Lying on his hospital bed in Andijan, in eastern Uzbekistan, 65-year-old Khikmatullo Urunbayev, an ethnic Uzbek grandfather from Osh, in southern Kyrgyzstan, had tears in his eyes as he lifted his arm for us to see.
A bullet fired by an ethnic Kyrgyz gunman had shattered his bone a few days before. The agony, he told us, was still unbearable.
He said a gang of ethnic Kyrgyz men came to his home last Thursday, shot him, then ordered his entire family to leave the country. They then set his house alight, he says.
"They shouted that Kyrgyzstan is for the Kyrgyz," Kimatullo said. "And that there is no place for Uzbeks here." It is a message of ethnic intolerance that has been delivered with appalling violence, and which has, according to the International Committee of the Red Cross (ICRC), driven hundreds of thousands of ethnic Uzbeks from their homes in southern Kyrgyzstan. More than one hundred thousand have fled to camps in neighboring Uzbekistan, where horrifying stories are emerging of abuses and crimes. In the intensive care unit of the hospital ward next to that of Kimatullo, we found Erkin, clinging on to life. He could barely speak, but told us he'd been badly beaten by a Kyrgyz mob.
Doctors say his skull and jaw were fractured, and that his throat had been cut from ear to ear. There is also evidence he had been tortured before being left for dead. Doctors say boiling water appears to have been poured over his genitals. Hospitals in this part of Uzbekistan are filled with the injured survivors of the ethnic violence across the border. But it is not just men who have been attacked.
Disturbing testimonies are emerging of Uzbek women being raped by Kyrgyz gangs.

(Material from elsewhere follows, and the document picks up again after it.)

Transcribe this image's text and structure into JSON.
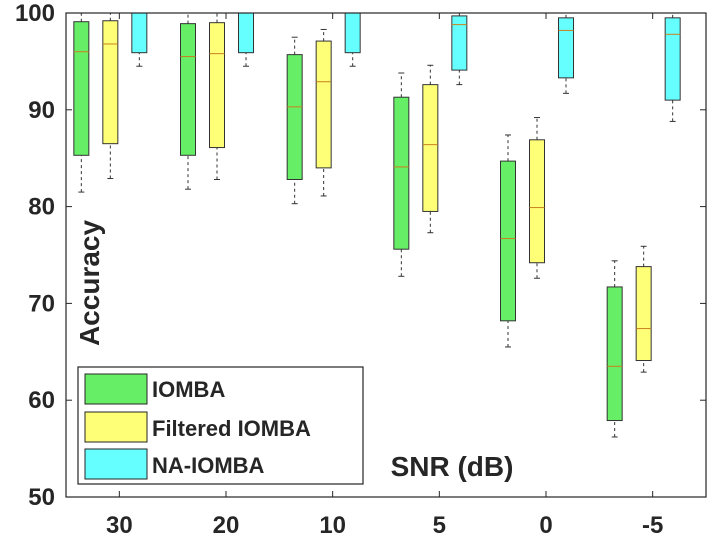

In a hospital in Jala Kuduk, Uzbekistan, near the Kyrgyzstan border, we met two traumatized sisters. They agreed to talk only if we hid their faces. "We were taken to a cafe where our men were separated from us," one of them tells us. "Then, me and my sisters were raped at knifepoint, as our mother was held back. They recorded us on cellphones, and were laughing," she says. It's just one example of the emerging horrors of the violence over the past week in Kyrgyzstan.